Local

Engineer says he saw teen sitting on tracks before accident

CHESTER, S.C. — A 17-year-old was hit by a train near Torbit Street in Chester, according to officials.
 
The train engineer said he saw Nick Chambers sitting on the tracks and Chambers tried to jump out of the way.
 
There was no way to stop the train in time.
 
The engineer pulled the brakes, but it got to this intersection at Gadsen Street before it came to a complete stop, half a mile away.
 
Neighbors said 17-year-old Nick Chambers was just a few yards away from his home when he was hit by this freight train, partially severing his foot.

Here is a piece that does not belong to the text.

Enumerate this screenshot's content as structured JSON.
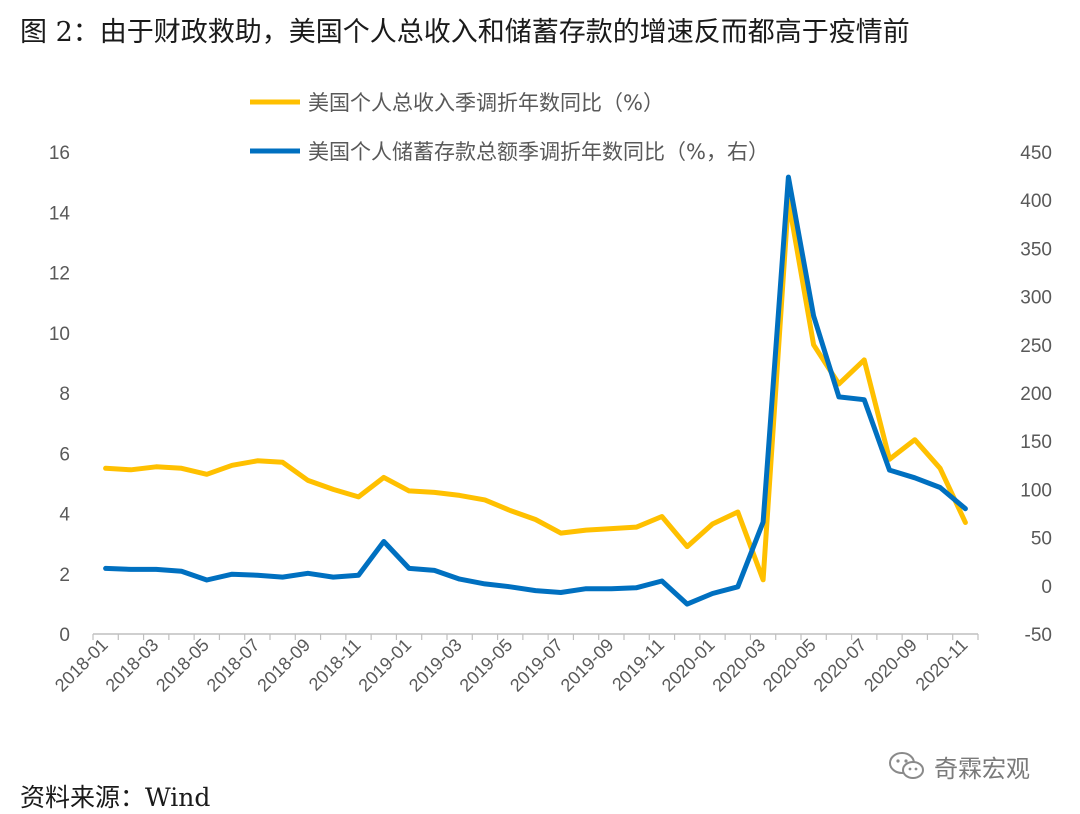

Chambers is a student at Chester High School.
     
One neighbor said when the sound of the braking train stopped, she could hear Chambers yelling for his mother.
 
"This happened to a good person.  A good child," said neighbor Page Gladney.
      
She took Channel 9 to the path behind the apartment complex.
    
Just beyond the thick brush, Channel 9 found caution tape that marked the spot where the train hit Chambers.
 
Neighbors and his mother found him next to the train stopped on the tracks.
 
"I'm at a loss for words.  I don't even know what to say. My heart goes out to his mother and his family," Gladney said.
 
Chambers was airlifted to Carolinas Medical Center in Charlotte.
 
Gladney is now worried about her young children.
 
She said several children in the neighborhood cross the tracks to go to the apartments.
 
Channel 9 found Hubert Holmes walking on the tracks right pass the spot where Chambers was hit.
 
"It's a little disturbing, but like I said I have been walking this rail since I was a child," Holmes said.
 
He said it sometimes gets hot and walkers will stop on the tracks to rest, but he says you can hear a train coming from miles away.
 
"You can (hear) it off from a distance and a lot of times they be done blew the horn several times," Holmes said.
 
Emergency officials said crossing or walking these rails may be convenient, but they say it is dangerous and a person can be fined.